When T was four months old we found a nanny share with another homebirth family. They lived in our neighborhood, felt the same way we did about eating organic and plastic toys, were willing to host, and were willing to essentially subsidize some of our half of the nanny.
We interviewed two nannys and were afraid. One could not communicate during the interview and never held the children, the other actually told us that she was a nanny because she didn't know how to do anything else.
After a referral, we interviewed another woman. She was fantastic. Answered all the questions correctly, came prepared with all of the paperwork, she held the babies and could tell their separate personalities apart. The only thing she required of us was that the babies be on the same nap schedule. Since T wasn't starting daycare for three more months, I thought it was fine - a lot changes in three months.

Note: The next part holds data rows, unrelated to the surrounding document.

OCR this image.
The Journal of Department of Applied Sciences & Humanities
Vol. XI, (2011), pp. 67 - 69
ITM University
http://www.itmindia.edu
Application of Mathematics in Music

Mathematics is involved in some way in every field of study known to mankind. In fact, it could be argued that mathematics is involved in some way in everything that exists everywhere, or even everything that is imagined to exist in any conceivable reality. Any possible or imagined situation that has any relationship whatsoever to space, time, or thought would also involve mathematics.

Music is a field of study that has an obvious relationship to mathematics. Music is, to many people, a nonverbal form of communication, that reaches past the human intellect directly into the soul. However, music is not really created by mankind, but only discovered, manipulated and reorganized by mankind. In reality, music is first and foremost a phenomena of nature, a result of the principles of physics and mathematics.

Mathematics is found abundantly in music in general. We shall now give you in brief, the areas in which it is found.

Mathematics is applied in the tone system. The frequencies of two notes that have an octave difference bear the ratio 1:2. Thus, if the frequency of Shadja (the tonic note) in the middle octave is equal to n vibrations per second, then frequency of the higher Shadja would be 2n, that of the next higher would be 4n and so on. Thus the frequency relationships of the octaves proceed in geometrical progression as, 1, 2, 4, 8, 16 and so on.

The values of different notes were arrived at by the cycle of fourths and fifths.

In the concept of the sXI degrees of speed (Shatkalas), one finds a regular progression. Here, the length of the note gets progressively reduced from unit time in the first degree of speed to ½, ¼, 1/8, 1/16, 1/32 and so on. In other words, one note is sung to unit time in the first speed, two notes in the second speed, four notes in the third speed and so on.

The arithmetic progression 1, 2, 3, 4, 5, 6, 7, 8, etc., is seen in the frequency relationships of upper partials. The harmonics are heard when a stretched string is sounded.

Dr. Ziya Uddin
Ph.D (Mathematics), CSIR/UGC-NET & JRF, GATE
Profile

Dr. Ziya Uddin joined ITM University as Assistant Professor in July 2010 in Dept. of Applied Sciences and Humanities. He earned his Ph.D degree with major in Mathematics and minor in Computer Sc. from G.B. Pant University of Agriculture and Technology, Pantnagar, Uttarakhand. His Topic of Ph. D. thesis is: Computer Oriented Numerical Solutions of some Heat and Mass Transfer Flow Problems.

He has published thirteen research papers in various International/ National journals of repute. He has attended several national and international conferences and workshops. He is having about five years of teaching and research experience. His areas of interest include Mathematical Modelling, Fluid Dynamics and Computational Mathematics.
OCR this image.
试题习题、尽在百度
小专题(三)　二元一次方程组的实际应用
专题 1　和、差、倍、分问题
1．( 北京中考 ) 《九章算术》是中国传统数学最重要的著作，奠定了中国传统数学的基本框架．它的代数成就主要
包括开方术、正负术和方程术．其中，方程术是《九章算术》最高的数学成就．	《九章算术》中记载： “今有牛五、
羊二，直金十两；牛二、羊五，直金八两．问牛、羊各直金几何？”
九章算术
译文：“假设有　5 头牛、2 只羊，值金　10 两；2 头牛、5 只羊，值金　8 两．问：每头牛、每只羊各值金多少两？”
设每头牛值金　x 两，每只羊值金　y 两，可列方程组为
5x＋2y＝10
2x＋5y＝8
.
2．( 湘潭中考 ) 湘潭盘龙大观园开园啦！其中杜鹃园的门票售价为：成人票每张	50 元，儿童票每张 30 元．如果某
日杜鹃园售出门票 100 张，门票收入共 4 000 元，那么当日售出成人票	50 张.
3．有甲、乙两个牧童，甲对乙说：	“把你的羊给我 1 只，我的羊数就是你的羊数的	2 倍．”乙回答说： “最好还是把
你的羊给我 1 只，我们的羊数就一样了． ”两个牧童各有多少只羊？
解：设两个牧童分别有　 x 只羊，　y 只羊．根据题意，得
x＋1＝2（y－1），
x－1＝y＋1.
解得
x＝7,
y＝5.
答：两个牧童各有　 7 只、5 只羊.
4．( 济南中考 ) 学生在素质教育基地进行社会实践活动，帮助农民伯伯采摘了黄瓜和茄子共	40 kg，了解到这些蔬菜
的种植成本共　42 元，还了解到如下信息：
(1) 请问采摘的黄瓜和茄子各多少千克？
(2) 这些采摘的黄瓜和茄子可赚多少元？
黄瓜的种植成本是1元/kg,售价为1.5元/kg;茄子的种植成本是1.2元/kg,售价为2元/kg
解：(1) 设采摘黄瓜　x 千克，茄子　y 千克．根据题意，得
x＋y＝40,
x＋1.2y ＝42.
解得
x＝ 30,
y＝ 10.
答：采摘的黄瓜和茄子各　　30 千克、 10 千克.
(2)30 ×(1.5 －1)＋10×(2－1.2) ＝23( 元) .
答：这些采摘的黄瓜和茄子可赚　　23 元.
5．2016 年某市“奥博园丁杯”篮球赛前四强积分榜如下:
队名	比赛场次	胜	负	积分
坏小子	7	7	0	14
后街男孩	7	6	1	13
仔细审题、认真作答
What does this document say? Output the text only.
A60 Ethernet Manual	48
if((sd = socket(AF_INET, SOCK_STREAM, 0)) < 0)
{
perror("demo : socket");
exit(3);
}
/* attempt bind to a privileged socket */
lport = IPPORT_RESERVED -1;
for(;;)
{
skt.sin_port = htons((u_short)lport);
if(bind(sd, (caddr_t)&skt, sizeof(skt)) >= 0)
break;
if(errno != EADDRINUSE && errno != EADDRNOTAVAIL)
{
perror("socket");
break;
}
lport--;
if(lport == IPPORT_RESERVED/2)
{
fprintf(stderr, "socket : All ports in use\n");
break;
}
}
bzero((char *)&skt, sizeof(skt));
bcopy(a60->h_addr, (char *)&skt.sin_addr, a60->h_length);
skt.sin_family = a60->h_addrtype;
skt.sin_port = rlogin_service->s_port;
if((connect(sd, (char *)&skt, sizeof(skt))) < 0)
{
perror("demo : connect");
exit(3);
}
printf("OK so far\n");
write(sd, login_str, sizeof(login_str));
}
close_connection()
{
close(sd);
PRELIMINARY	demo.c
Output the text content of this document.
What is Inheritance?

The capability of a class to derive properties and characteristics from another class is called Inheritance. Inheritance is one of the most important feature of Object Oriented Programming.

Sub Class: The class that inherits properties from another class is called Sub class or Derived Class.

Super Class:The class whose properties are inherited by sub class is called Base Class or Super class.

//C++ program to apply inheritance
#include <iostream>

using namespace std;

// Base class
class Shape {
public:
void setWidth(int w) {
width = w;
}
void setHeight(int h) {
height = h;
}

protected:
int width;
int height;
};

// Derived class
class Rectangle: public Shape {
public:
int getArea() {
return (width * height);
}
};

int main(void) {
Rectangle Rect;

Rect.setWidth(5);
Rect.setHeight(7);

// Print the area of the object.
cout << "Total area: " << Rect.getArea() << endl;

The other family was starting sooner and we would join when T was 7 months old.
To get both of us used to the nanny/being away from each other, I started dropping T off with her once a week for a few hours. On our first visit, the nanny asked when he napped. I said he would nap around 1. She said, "I'll just let him cry." I said I prefered that he not cry and she needed to comfort him if he was crying. She proceeded to argue with me saying to "ask my doctor," and "its good for him" Crying it out is one thing Tim and I feel very strongly about. We're decided to practice attachment parenting and that was part of the reason for hiring a nanny. I told her not to let him cry, but that I would get back to her about it.
THe other baby sleeps four hours a day (two two hour naps) and the nanny wanted T to do that too when he normally takes 1 1/2 hour of nap a day.
I stressed myself out. I borrowed baby books, read them all. Tried to convince myself that crying at this stage is okay. I cried because it didn't seem right that I had to change my way of parenting for someone else. I checked myself that I wasn't just trying to get out of going back to work.
I started trying to bring T during times when he wouldn't be napping so he could play with the nanny. Each time we were there she would want to know, when and how much he needed to eat and when and how long he would nap. Since T was born he's been breastfed and fed on demand as well as napping when he was tired. It followed some patterns, but I listened to his queues. I tried to explain them to her, but she kept wanting me to tell her a schedule.
I was incredibly stressed out - T didn't seem to like this nanny and she certainly didn't seem to like him. She always looked exhausted when I arrived and he was sort of whimpering. T's a HAPPY baby. She told me that he would just be sad for awhile, but that he'd get over it. It seemed out of character for him, but this was a new situation - it might be weird for awhile.
I didn't like the way she played with him, but Tim told me that I was being picky and I realized I could have a problem with that.
A week before I started work, I left T for four hours. I wanted to see how it went and get him used to being there for a long time.
When I arrived, he was awake and in the crib. He was fine, but not extatic to see me and not his happy self. She said to me, "he slept for two hours!" I was like, "Um, really? That's strange - he never sleeps that long" She said, "well he slept for an hour, then I let him cry for 15-20 minutes and he slept for another hour." I said, "we don't want him to cry," She tried to tell me that it was good for him and that it wasn't really a cry just a fuss.
Long story short, after three days of putting myself through hell and going back and forth about keeping him in for a month and "seeing", having the nanny sign a document of his care instructions that she will do exactly as I instruct, and considering moving so I could afford to stay home with him instead, I talked to another mama.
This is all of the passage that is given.